After 9/11, as a recent college graduate living in New York City as a visibly Muslim woman, Khan said the hijabophobia only got worse, and she was chased through the city streets and labeled a terrorist. Still, Khan said she loved wearing her hijab, an “outward expression of my inner faith,” and wanted to help women and girls like her who were being abused.
“I kept thinking about it, and I thought, ‘What if I asked women from all walks of life to wear the hijab for one day?'” she said. “Maybe they will see that I am not hiding a bomb under my scarf or that this scarf has no life of its own to suppress me.”
After three years of thinking about the idea, Khan founded World Hijab Day in 2013. The February holiday encourages people to wear hijabs for a day in an effort to normalize them and debunk false assumptions about head covering. Not every Muslim has welcomed the annual event since its inception, but it quickly gained popularity and spread to more than 150 countries.
For Muslim women, wearing a hijab is an act of worship and a way of practicing modesty, a principle expected in the behavior and dress of all Muslims. While the visibility of the head covering has made women targets of Islamophobia, Muslim women who wear the hijab in the United States say the decision to wear the cloth covering is a liberating one. By sharing their various hijabi journeys, they say they are proof that Muslim women are not a monolith.
When Houston-based author and illustrator Huda Fahmy started wearing a hijab at age 10, she felt the pressure to be perfect and live up to the piety that came with it. As she got older, she realized that she didn’t have to fit a mold for the hijab to be a meaningful part of how she practiced Islam.
“Often we are reduced to having the same experiences,” Fahmy said. But “every hijabi has a different relationship to her scarf and to her religion and to the way she decides to wear it and present herself.”
In her comic books, such as “Yes, I’m Hot in This” and the soon-to-be released “Huda F Cares,” Fahmy uses humor to break stereotypes and tell stories about nuanced hijabi characters, such as someone who likes to wear her hijab and not struggling with the desire to wear it, or one who is part of a large Muslim community.
Fahmy has always loved comics, but in 2016 she was drawn to pursue cartooning as a career, forced to fight Islamophobic narratives from politicians like Donald Trump who talked about Muslims without talking to Muslims.
Bushra Amiwala, 25, the youngest school board member in the Illinois town of Skokie, said she also noticed the sentiment at the time and how the treatment of Muslim people “would occasionally go based on the political climate.”
It helped her make the decision to wear a hijab more easily, as another step forward on her religious journey and as a way to destigmatize the hijab. “My intention in wearing the hijab was to rewrite the prejudice people had about Muslim women before it was permanently etched in their minds,” she said. “And I thought the best way to do that is when our thoughts and beliefs are malleable: in high school.”
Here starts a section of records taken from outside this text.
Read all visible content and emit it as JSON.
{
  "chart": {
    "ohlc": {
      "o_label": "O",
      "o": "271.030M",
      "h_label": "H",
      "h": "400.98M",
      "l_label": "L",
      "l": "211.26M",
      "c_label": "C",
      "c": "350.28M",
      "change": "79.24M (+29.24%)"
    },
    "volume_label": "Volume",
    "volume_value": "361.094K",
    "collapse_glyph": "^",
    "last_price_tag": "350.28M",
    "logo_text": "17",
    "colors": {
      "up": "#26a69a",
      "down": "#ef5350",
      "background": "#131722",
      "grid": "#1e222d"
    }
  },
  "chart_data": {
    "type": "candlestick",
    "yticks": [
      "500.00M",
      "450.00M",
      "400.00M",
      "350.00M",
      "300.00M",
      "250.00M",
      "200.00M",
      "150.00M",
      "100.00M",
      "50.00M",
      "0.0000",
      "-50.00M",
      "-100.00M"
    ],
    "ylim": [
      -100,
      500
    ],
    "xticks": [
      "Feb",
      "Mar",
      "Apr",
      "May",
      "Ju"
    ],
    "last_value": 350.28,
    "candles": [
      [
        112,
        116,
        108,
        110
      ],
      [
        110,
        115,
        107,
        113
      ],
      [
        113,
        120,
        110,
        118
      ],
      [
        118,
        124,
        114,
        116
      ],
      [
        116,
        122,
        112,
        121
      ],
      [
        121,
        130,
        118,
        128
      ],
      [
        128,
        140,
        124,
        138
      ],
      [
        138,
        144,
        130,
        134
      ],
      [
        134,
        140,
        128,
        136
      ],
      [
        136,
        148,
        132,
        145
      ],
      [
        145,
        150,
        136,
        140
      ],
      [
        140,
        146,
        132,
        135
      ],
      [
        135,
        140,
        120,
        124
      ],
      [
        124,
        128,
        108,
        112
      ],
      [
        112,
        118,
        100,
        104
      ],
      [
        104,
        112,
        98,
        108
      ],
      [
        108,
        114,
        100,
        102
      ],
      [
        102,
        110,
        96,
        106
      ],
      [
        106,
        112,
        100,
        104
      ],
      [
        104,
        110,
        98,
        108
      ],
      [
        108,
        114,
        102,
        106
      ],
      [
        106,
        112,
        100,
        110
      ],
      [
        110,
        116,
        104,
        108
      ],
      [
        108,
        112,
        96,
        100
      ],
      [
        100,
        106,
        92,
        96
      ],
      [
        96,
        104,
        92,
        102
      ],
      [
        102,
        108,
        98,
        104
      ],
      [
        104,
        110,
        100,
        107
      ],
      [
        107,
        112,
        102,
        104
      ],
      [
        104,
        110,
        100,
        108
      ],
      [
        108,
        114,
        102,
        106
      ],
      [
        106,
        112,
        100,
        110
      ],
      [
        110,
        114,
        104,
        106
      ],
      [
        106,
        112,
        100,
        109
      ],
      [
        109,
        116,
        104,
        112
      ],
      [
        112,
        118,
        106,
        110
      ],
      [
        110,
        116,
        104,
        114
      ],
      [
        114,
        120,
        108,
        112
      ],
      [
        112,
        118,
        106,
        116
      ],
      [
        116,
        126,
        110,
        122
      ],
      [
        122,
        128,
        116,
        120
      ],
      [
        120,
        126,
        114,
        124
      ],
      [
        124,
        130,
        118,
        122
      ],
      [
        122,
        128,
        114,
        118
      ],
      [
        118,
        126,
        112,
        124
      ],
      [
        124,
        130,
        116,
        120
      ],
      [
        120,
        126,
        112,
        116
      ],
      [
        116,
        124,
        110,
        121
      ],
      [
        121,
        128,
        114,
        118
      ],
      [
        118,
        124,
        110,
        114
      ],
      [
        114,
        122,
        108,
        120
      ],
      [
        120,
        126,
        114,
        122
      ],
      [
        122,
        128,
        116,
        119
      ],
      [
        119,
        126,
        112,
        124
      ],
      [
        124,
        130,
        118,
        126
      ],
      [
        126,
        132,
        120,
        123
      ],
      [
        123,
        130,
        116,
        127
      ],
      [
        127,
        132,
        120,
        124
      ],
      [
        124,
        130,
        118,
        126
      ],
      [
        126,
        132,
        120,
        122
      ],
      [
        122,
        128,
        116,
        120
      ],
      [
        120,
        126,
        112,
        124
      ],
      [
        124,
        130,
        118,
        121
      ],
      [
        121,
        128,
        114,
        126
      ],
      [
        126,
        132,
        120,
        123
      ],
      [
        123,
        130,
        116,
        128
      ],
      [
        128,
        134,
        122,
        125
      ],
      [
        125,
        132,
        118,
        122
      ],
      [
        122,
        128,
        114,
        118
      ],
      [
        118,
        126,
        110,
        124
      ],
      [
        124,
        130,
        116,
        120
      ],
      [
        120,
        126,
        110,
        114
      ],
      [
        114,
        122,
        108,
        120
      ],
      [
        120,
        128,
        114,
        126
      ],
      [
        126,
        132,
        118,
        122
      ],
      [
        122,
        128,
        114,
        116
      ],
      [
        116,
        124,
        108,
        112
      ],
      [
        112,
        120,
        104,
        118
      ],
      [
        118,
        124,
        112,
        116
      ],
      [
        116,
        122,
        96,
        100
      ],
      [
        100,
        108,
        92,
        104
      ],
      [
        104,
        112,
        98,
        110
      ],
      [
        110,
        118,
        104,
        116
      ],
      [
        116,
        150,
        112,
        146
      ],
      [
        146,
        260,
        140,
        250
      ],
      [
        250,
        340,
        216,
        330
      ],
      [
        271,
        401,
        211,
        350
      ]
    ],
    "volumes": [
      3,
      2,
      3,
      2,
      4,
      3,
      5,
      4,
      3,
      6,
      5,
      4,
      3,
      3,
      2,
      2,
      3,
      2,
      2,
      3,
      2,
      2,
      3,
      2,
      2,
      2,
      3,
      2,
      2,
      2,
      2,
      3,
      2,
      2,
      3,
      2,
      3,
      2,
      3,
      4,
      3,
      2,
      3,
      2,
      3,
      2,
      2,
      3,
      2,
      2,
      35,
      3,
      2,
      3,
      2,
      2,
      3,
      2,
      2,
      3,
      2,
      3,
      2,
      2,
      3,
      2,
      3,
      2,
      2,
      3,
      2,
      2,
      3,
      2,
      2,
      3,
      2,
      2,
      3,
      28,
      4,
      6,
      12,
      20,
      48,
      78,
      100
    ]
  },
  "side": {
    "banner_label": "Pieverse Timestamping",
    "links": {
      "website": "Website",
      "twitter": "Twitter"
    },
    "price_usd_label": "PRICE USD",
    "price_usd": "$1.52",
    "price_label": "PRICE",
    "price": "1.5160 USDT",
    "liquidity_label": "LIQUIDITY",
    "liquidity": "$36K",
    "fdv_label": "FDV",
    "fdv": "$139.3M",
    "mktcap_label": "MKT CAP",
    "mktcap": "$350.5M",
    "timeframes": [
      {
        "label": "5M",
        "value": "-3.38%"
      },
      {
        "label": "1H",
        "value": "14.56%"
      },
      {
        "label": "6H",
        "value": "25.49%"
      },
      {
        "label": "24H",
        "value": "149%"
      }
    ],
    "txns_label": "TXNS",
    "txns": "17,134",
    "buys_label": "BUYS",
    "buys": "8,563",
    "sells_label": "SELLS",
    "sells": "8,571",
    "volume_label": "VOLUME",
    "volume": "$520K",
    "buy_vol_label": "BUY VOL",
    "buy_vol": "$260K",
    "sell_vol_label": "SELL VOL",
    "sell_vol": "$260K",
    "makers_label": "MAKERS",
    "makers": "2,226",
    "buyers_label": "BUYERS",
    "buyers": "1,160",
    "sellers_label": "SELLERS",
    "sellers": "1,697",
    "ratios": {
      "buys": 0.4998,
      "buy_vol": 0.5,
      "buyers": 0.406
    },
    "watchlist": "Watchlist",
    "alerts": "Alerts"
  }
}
Her plan worked. When Amiwala entered high school while wearing her hijab, she answered many questions from her classmates, such as whether she still washes her hair, which she does. As a member of the school board, she also supported legislation addressing the lack of education about Islam and other religions in Illinois public schools.
“I am so grateful to live in an area where I have the choice. That empowers me to another level,” she said. “I can freely choose to cover my head, and that’s a choice I make that I can see through.”
Iman Zawahry made the choice to start wearing a hijab during her sophomore year in an effort to dispel stereotypes. When she meets people for the first time, she sometimes says they are surprised by her personality: boisterous and funny, with no foreign accent.
She hopes that her work as a filmmaker can also bring more Muslim stories – not about terrorism or the over-sexualization of women – to the forefront. One of the films she directed, “Americanish” (2021), is the first American Muslim romantic comedy film made by an American Muslim woman, and has been acquired by Sony Pictures International Productions.
“It’s just a rom-com, but it’s a rom-com with three brown Pakistani Muslim women, and they’re leading the movie. It’s not a crazy idea, but it’s something we haven’t seen yet,” Zawahry said. “These are the stories I came into contact with growing up, and I just wanted to see it through my eyes.”
Whether it’s wearing a hijab on set or making sure hijabi are displayed on screen, Zawahry is passionate about activism and promoting the visibility of American Muslims. “This is what I want the film to do: create awareness and change and push people to become better members of the community,” she said.